Le monde comme passivité et comme parodie.

Toute une génération de nourrissons et d’enfants qui n’auront que des masques à observer, comme si la civilisation tout entière avait sombré dans l’auto-terrorisme. Le séparatisme, cher à notre président-VRP, c’est surtout ce masque qu’on voudrait installer dans chaque foyer. Redevenir-monade de l’homme. Redevenir bactérie. Vaccin de la terreur qu’on s’inocule à heures fixes pour s’épargner l’effort de combattre.
Nous entrons dans la dernière strate de solidification. Les marchés s’agglomèrent, les bénéfices des multinationales font sauter les derniers bouchons de champagne dans les derniers yachts qui flottent sur leurs nasses de barbelés. Chacun prend la parole et plus aucune parole ne compte, toutes les voix participent d’une pulvérisation globale de collagène et d’épidémies virtuelles. L’altérité devient un luxe : il faudra s’habituer à ne distinguer de l’autre qu’un smiley, qu’un visage épinglé sur une story Instagram. Les rues ne feront plus circuler que des drones promeneurs de chiens et des joggeurs à montres-cardiogrammes, qui slalomeront entre les Deliveroo et les dealers d’anesthésiants en poudre.


Tant qu’il reste la santé…ça tombe bien, il ne reste que ça.

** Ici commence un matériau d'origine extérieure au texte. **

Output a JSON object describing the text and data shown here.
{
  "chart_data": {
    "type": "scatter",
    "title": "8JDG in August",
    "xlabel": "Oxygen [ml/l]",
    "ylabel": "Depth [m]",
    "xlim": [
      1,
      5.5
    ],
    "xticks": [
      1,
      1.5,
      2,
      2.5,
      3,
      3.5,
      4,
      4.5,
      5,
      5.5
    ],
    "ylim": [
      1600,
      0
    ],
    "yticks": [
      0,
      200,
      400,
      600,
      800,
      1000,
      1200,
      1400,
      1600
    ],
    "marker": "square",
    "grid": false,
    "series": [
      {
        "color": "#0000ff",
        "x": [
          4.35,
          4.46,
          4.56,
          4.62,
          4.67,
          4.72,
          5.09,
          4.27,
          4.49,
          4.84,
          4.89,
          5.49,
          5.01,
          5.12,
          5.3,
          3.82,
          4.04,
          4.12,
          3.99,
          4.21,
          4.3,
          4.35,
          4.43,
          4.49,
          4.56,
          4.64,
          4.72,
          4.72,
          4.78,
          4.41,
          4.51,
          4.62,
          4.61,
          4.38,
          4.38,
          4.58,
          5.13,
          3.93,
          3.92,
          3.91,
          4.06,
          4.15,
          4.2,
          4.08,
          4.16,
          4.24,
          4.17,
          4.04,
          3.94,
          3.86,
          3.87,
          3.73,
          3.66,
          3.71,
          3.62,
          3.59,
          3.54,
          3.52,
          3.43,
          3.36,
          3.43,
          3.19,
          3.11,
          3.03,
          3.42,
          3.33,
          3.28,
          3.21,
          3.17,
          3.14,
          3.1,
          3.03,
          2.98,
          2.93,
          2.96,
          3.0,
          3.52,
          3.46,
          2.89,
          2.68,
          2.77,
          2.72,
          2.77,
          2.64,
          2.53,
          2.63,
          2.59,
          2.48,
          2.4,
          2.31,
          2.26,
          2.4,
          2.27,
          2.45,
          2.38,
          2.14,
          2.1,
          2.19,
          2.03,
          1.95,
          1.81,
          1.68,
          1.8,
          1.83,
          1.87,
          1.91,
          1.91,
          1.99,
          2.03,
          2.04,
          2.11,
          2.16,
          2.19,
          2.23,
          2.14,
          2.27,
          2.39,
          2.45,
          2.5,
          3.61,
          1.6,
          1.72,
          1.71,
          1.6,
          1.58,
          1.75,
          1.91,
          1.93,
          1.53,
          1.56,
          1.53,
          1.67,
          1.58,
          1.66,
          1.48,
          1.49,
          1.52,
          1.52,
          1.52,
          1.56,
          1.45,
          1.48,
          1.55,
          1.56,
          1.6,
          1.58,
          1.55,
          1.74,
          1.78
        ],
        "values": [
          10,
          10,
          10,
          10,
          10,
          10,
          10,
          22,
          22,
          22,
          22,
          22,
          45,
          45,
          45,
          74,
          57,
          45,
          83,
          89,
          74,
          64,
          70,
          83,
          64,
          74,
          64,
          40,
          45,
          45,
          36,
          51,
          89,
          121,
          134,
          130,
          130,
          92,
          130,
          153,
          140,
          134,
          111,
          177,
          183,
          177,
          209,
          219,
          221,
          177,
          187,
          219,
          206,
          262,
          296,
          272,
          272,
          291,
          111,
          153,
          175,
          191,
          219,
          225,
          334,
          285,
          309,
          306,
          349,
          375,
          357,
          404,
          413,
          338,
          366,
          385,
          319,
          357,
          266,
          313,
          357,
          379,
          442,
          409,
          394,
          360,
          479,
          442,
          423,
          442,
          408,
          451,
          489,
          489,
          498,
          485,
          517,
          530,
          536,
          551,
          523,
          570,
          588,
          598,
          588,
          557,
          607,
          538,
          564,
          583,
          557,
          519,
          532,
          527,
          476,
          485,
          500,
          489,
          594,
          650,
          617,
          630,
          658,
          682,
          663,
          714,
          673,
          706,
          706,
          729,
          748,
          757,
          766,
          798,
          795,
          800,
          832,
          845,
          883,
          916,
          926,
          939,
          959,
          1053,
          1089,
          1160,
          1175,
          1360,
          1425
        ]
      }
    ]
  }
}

La santé. Un corps comme un trait d’union entre l’écran et la cuvette des chiottes. Une virgule de viscères qu’on déroule entre sa webcam et son lit connecté, là où la viande froide attend sagement qu’on vienne lui délivrer l’ultime onction. Netflix et Disney + seront là pour absorber les chocs, occuper le débat à coups de divertissements inclusifs. Ce sont désormais eux qui dialoguent à travers nous. A travers nos bouquets de veines et de nerfs, et travers nos humeurs vitreuses, ils font passer leur fibre, ils font couler leurs octets cupides. Les deux guerres mondiales ont trucidé nos nations souveraines, génocidé nos peuples les plus vigoureux. Voici venir la troisième phase du Grand Recouvrement. D’un côté, une guerre de religion fantoche qui n’est en réalité que le masque d’Halloween du mondialisme. De l’autre, une guerre sanitaire qui sert de levier économique et assure l’omnipotence des GAFAM pour les éons à venir. Et nous, miettes de civilisation, piétinées par les robots, en passe de devenir ombres. Constamment court-circuités entre ces deux électro-chocs qui nous empêchent de retrouver toute idée de la mesure et de la continuité.

Seulement voilà : à l’échelle divine, ce sursaut totalitaire c’est le hoquet d’un corps malade. Chaque génération voit l’apocalypse à sa porte, parce que chaque génération commet sa propre apocalypse. Chaque génération est une fin du monde. Il ne nous reste qu’à l’accompagner du mieux que nous le pouvons, en restant clairvoyant et en nous transformant en anticorps. Il vont jusqu’à nous interdire les livres, dans leur folie administrative, dans leur aveuglement de vers à soie ? Devenons-nous même des livres. Eteignons les écrans et apprenons par cœur les poèmes de Nerval et d’Ezra Pound, apprenons par cœur les Evangiles. Juste au cas où il nous faille les réciter un jour devant des feux de camp, au pied de nos cités en ruines.